Update: Whoa! I was just funnin’, See-Dubya. RINO dude makes it inside a post at Michelle’s.
— 8:17 am
Comments: 46
So, what did I do on my actual birthday?

Welllll…first thing in the morning, I had a dentist appointment. Just a cleaning, but it wasn’t very festive. Then I remembered this was the day my driver’s license expired. Stupid procrastination.
The main DMV for Rhode Island is in the old Apex building in Pawtucket, a department store in happier times. I bought something there once. There’s a sign behind the information lady that says “No more than three garments at a time in dressing rooms.” Last time I was there, I pointed to it. She shrugged. When they moved in, they were told not to change anything because it was only temporary and they’d be out within the year. That was…some years ago.
Well, they motor through things pretty efficiently, anyhow. Within fifteen minutes, Magic Voice called my number.
They give you a choice now: new photo or stick with the old one. My old license photo was awful, so I confidently toe’d the line for a new one.
Bad idea. I was grievously hungover from birthday celebrations the night before and it showed. At the last moment, I decided I should open my eyes wide and only one of them obeyed. So my eyes came out two radically different sizes, like Moron Billy made flesh.
Worst. Licence picture. Evarrrrr.
Then I came home, ate a big ol’ steak and drank a great deal of alcohol. So it was like every other day, really.
Today I have to drive up to Boston and appear in a corporate video. When you work in the multimedia department, you get volunteered for this duty sometimes. I fucking HATE it. I have terrible stage fright. I’m going to swallow a Xanax the size of my thumb in a minute. After which I shall no doubt say grossly inappropriate things on camera.
So I’m flying the ‘light blogging’ flag today. Talk amongst yourselves.
May 14, 2008 — 7:07 am
Comments: 54
Ugh. Is it over yet?

Kinda ran out of gas this week. Nothing like losing your pussy to put you off your game.
May 9, 2008 — 4:43 pm
Comments: 39
This isn’t very good blogging advice

Do you ever get sick of the sound of your own voice?
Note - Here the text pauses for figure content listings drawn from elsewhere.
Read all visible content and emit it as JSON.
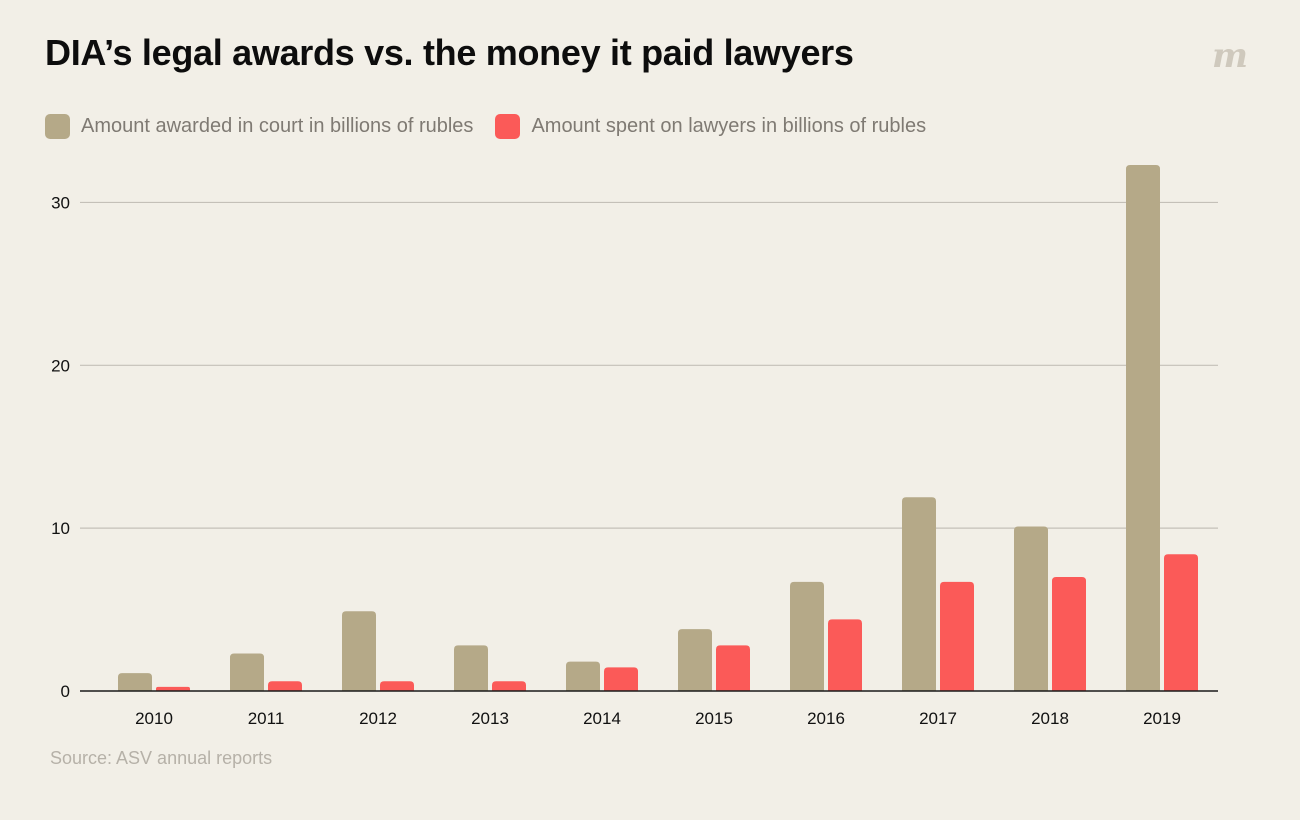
{
  "chart_data": {
    "type": "bar",
    "title": "DIA’s legal awards vs. the money it paid lawyers",
    "categories": [
      "2010",
      "2011",
      "2012",
      "2013",
      "2014",
      "2015",
      "2016",
      "2017",
      "2018",
      "2019"
    ],
    "series": [
      {
        "name": "Amount awarded in court in billions of rubles",
        "color": "#b5a988",
        "values": [
          1.1,
          2.3,
          4.9,
          2.8,
          1.8,
          3.8,
          6.7,
          11.9,
          10.1,
          32.3
        ]
      },
      {
        "name": "Amount spent on lawyers in billions of rubles",
        "color": "#fb5a58",
        "values": [
          0.25,
          0.6,
          0.6,
          0.6,
          1.45,
          2.8,
          4.4,
          6.7,
          7.0,
          8.4
        ]
      }
    ],
    "yticks": [
      0,
      10,
      20,
      30
    ],
    "ylim": [
      0,
      32.3
    ],
    "xlabel": "",
    "ylabel": "",
    "grid": true,
    "legend_position": "top-left",
    "source": "Source: ASV annual reports"
  },
  "branding": {
    "logo_icon": "meduza-logo-icon"
  },
  "colors": {
    "background": "#f2efe7",
    "grid": "#c4c0b8",
    "axis": "#1a1a1a",
    "tick_text": "#111111"
  }
}
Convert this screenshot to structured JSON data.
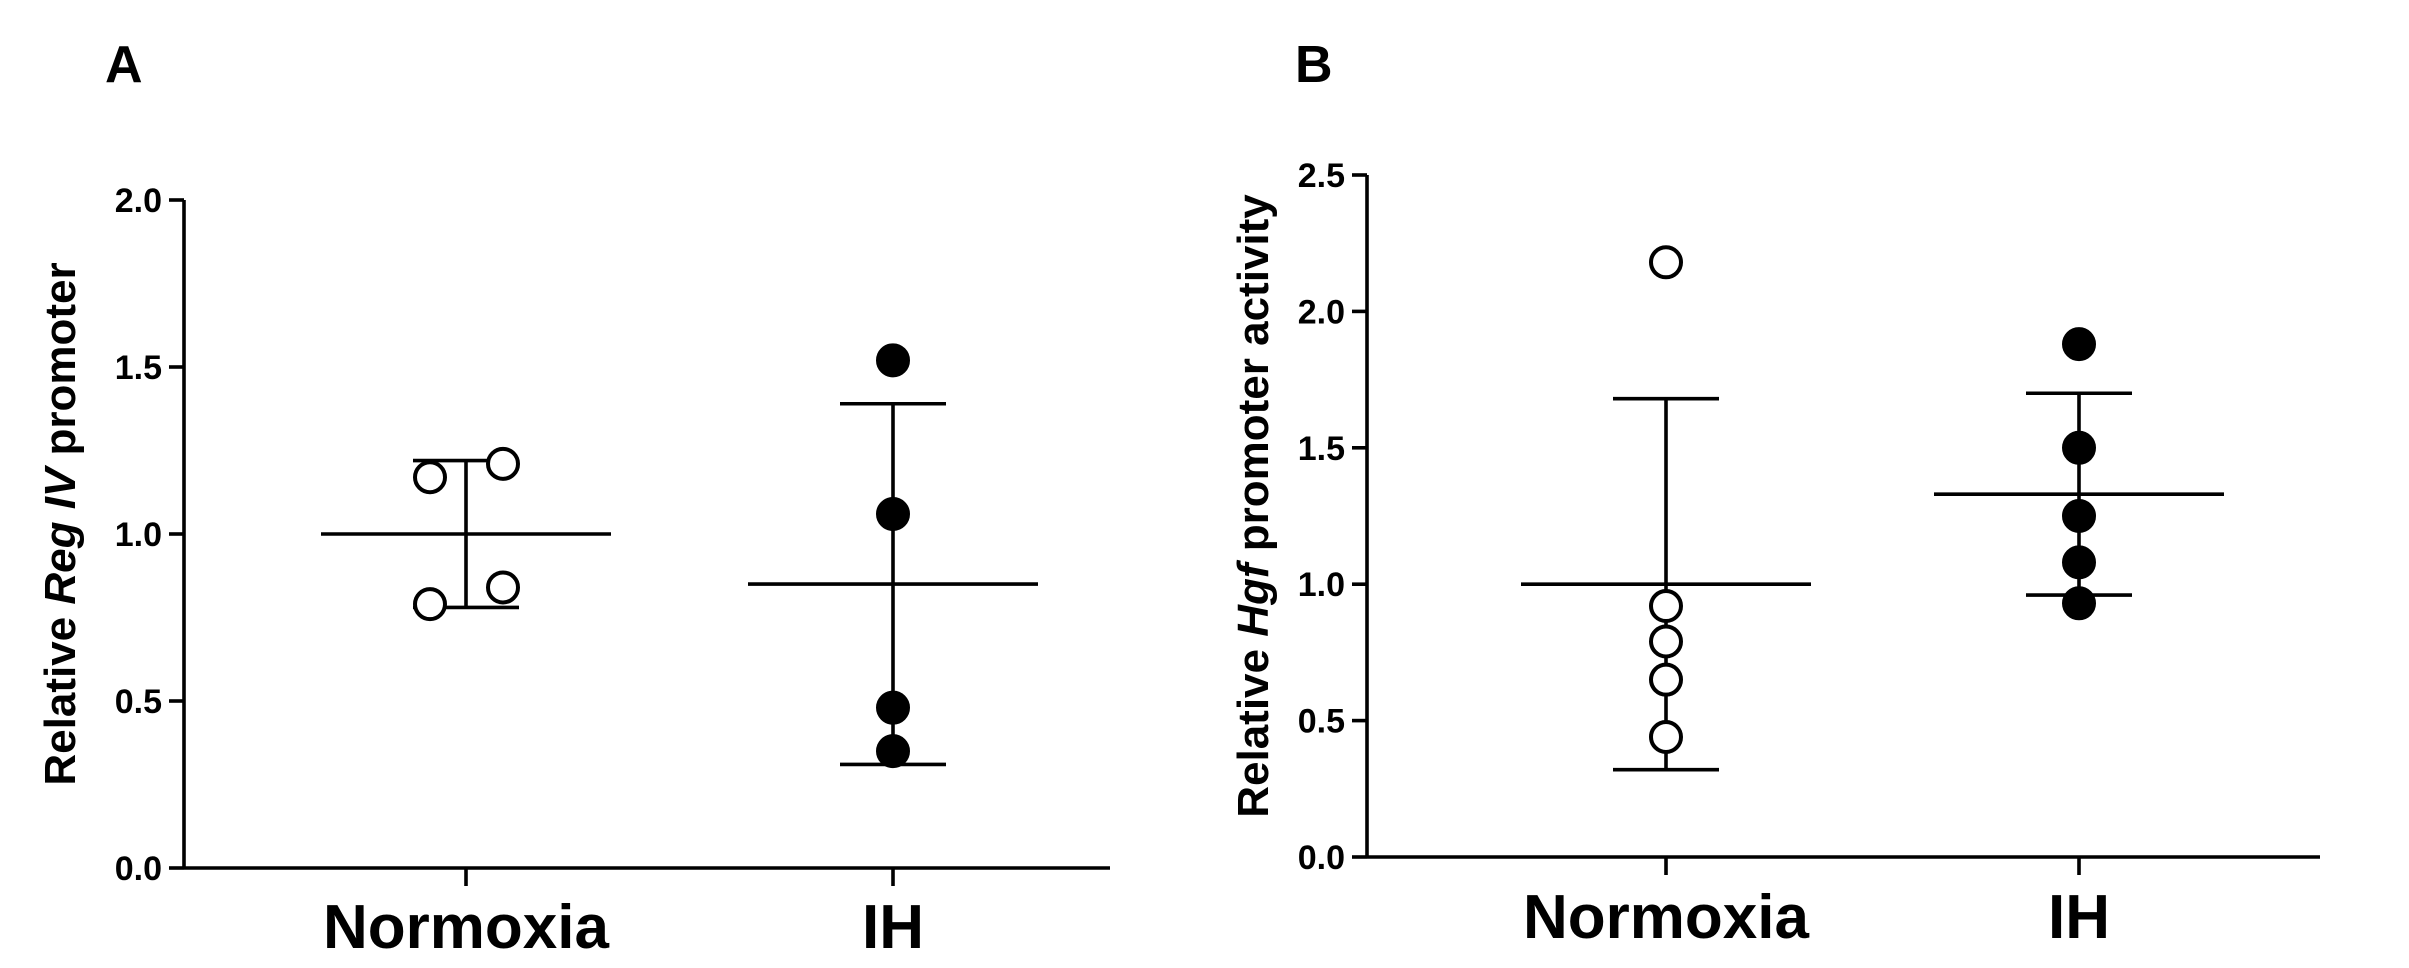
{
  "chart_data": [
    {
      "type": "scatter",
      "panel": "A",
      "ylabel": {
        "prefix": "Relative ",
        "italic": "Reg IV",
        "suffix": " promoter"
      },
      "ylim": [
        0,
        2.0
      ],
      "yticks": [
        "0.0",
        "0.5",
        "1.0",
        "1.5",
        "2.0"
      ],
      "categories": [
        "Normoxia",
        "IH"
      ],
      "series": [
        {
          "name": "Normoxia",
          "marker": "open",
          "values": [
            1.17,
            1.21,
            0.84,
            0.79
          ],
          "mean": 1.0,
          "sd_upper": 1.22,
          "sd_lower": 0.78
        },
        {
          "name": "IH",
          "marker": "filled",
          "values": [
            1.52,
            1.06,
            0.48,
            0.35
          ],
          "mean": 0.85,
          "sd_upper": 1.39,
          "sd_lower": 0.31
        }
      ]
    },
    {
      "type": "scatter",
      "panel": "B",
      "ylabel": {
        "prefix": "Relative ",
        "italic": "Hgf",
        "suffix": " promoter activity"
      },
      "ylim": [
        0,
        2.5
      ],
      "yticks": [
        "0.0",
        "0.5",
        "1.0",
        "1.5",
        "2.0",
        "2.5"
      ],
      "categories": [
        "Normoxia",
        "IH"
      ],
      "series": [
        {
          "name": "Normoxia",
          "marker": "open",
          "values": [
            2.18,
            0.92,
            0.79,
            0.65,
            0.44
          ],
          "mean": 1.0,
          "sd_upper": 1.68,
          "sd_lower": 0.32
        },
        {
          "name": "IH",
          "marker": "filled",
          "values": [
            1.88,
            1.5,
            1.25,
            1.08,
            0.93
          ],
          "mean": 1.33,
          "sd_upper": 1.7,
          "sd_lower": 0.96
        }
      ]
    }
  ]
}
I know I do!
I was hitting my blogroll this morning, leaving weasel droppings in various comment sections, and I caught myself thinking, “shut up, shut up, SHUT UP! Do you have to have an opinion about everything?”
I just backspaced over the comment and went for a walk. (Yes, now that you mention it, it was your blog…and it was a really great comment, too).
Not conducive to blogging.
Instead, help yourself to a really disturbing graphic of a weasel wrapped in duct tape. Somehow, I thought it would be funnier. I dunno. Maybe if it didn’t look so terrified. Maybe if I’d left it a breathing hole. (On a related note, the Duct Tape Bandit copped a plea and is expected to get ten years).